Now, we'll calculate the acceleration by substituting the given values: \(a = \frac{0 - 60.0}{0.100} = \frac{-60.0}{0.100}= -600.0 \mathrm{~m}/\mathrm{s}^2 \) Now that we have the acceleration, we can find the force exerted on Lois.

Using the force formula, we'll substitute the values for mass and acceleration: \(F = (50.0 \mathrm{~kg})(-600.0 \mathrm{~m}/\mathrm{s}^2) = -30000 \mathrm{~N}\) The force Superman exerts on Lois to bring her to a stop is \(30000 N\) in the upward direction.

Now, we will find the minimum time needed to stop Lois without exceeding her maximum acceleration. Lois' maximum acceleration can withstand is given as \(7g'\), where g is the gravitational acceleration, approximately \(9.81 \mathrm{~m}/\mathrm{s}^2\). Thus, her maximum acceleration is: \(max\_a = 7 \times 9.81 = 68.67 \mathrm{~m}/\mathrm{s}^2\) Now, we have to find the minimum time necessary. We can rearrange the acceleration formula to find the time: \(t = \frac{v_f - v_i}{a}\) where \(t\) = minimum time to stop Lois \(v_f\) = final velocity (0m/s, since she will be stopped) \(v_i\) = initial velocity (60.0m/s, given as her terminal velocity) \(a\) = maximum acceleration (68.67m/s^2, as calculated above)

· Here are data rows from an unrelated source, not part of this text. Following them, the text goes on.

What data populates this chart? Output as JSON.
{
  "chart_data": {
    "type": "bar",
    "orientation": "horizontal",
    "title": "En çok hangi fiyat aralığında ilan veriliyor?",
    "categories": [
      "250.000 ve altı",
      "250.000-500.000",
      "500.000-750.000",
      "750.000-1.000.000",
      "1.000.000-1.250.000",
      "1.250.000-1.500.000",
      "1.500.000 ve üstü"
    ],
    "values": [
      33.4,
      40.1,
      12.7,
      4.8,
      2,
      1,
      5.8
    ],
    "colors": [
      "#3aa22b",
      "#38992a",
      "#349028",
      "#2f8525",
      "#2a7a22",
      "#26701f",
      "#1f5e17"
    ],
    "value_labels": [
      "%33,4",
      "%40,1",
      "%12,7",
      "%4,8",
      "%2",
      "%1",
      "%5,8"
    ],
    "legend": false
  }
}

Now we substitute the values into the formula to find the minimum time: \(t = \frac{0 - 60}{68.67} = \frac{-60.0}{68.67} ≈ -0.874 \mathrm{~s}\) Since time should be positive, we will take the absolute value: \(t = 0.874 \mathrm{~s}\) Therefore, Superman should take at least \(0.874\) seconds to stop Lois after he starts slowing her down to ensure her maximum acceleration isn't exceeded.